Los columnas que separan las naves (junto a estas líneas van fotografías de esas naves, de esas columnas, de esos capiteles en ramo) tienen una altura colosal, y en dos tramos se plantan bajo la bóveda que sostienen como si fuera un papel sin peso. Los capiteles llevan talladas a la perfección hojas de acanto y de estilo muy francés, atestiguando que el templo es de origen románico, por supuesto, y aquitano, europeo, muy medieval en su contextura y su forma.

No puede ser este artículo una guía completa de la Catedral de Sigüenza, pero sí quiere aprovechar la ocasión de esta rememoria para decir a quien piense visitarla en próximos días que, por nada del mundo, debe perderse contemplar en su interior la parte central del tempo, el crucero, sobre el que se elevan las cúpulas que traman sus fuerzas en la altura del cimborrio. Donde está la reja que entra al coro, gótico, de tallada y afiligranada madera con escudos y paciencias. Donde se alzan, a cada lado, los púlpitos de mármol que sorprenden por su iconografía. El de la epístola, con los recuerdos del Cardenal Mendoza (escudos, advocaciones e cardenalato)  y el del evangelio, con escenas de la pasión de Cristo talladas por Martín de Vandoma. Luego, y tras otra monumental reja, el presbiterio en el que a los costados se admiran los enterramientos góticos de obispos y caballeros, destacando el de Gómez Carrillo el feo, y el de su familiar el Obispo Carrillo de Albornoz, de estilo borgoñón. Y al fondo el retablo, de la mano de giralte y su grupo nacido, cuajado de esculturas manieristas y de dorados fabulosos.

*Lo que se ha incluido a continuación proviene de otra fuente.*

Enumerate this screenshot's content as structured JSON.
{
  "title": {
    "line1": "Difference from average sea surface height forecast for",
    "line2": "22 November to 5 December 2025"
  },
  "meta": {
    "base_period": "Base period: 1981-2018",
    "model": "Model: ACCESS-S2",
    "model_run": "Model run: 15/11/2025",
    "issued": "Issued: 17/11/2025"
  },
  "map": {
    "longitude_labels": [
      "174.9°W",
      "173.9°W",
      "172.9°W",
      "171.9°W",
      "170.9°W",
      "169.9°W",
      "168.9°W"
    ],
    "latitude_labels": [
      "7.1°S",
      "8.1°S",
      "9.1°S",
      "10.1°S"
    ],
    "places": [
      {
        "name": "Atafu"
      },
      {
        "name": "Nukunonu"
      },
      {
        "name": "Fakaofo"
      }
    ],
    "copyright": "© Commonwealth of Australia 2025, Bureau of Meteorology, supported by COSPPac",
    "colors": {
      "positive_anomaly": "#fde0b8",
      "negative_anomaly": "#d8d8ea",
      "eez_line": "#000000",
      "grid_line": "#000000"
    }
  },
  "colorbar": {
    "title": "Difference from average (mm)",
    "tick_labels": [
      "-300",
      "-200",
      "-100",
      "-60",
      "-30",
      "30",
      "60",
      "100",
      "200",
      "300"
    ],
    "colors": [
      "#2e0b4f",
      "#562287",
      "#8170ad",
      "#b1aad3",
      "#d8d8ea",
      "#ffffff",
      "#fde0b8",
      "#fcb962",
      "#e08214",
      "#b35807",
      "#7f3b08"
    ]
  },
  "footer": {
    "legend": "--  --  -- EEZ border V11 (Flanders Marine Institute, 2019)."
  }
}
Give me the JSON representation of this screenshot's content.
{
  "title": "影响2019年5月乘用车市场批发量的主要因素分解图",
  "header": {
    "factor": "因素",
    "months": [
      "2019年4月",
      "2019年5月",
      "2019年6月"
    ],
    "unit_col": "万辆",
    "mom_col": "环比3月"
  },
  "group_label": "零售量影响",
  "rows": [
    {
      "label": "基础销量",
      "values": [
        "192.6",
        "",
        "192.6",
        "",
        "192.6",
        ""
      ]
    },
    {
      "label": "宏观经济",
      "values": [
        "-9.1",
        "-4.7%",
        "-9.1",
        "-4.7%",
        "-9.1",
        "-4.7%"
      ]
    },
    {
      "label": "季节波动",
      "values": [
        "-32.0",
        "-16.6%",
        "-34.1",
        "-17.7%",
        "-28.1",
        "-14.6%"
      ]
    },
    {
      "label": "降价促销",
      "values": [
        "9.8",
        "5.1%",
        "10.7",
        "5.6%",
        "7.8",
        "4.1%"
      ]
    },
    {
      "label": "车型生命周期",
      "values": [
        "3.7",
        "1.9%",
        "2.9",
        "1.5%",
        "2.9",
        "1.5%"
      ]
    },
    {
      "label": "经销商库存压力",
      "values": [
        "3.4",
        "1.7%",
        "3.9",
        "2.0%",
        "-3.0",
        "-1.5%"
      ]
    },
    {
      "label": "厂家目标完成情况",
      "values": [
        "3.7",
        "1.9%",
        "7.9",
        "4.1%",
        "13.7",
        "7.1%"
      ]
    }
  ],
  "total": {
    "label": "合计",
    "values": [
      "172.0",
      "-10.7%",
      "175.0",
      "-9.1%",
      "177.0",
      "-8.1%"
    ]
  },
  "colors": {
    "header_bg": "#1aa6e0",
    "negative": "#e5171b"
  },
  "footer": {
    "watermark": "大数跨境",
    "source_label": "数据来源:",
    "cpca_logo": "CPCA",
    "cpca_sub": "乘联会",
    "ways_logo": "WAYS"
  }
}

Hay que ver también la capilla de San Juan y Santa Catalina, en el mismo crucero, en cuyo interior está adosada la tumba de Martín Vázquez de Arce, el Doncel de Sigüenza, y de sus padres y hermanos. O el brazo norte, el altar de Santa Librada, todo en talla sobre piedra blanda y pintada, con un estupendo retablo de Juan de Soreda, y haciendo ángulo con él la mole plateresca del altar-mausoleo del obispo don Fadrique de Portugal. Por allí cerca, al iniciar el recorrido por el deambulatorio y tras admirar el enterramiento del obispo conquistador de la ciudad don Bernardo de Agen, se puede acceder a través de puerta tallada en madera, a la gran Sacristía de las Cabezas, una estancia abovedada que diseñó y dirigió Alonso de Covarrubias: en ella se admiran, distribuidas armónicamente por el techo, más de 300 cabezas distintas talladas, con fuerza y calidad de virtud renacentista.

En fin, que podríamos seguir describiendo y anotando maravillas. Estas son las fundamentales, las que en una hora o poco más nos dejarán saborear lo más crucial y auténtico de este templo, que en la primaveral tarde en que lo hemos visitado tenía más luz que la habitual, más sonido a chorretón de fuente, más altura de nubes sobre sus bolones de rojiza piedra. Una domus seguntina que desde el pasado domingo es ya conocida por más gente, y se dispone a recibirlos a todos, sabedora desde siempre que es puerta gigante por donde entran a admirar Sigüenza gentes de todas las edades (de todas las generaciones, o siglos, o lenguas), ojos que la miran con distintos rasgos y ángulos, pero que en su esencia permanece igual y altísima para todos.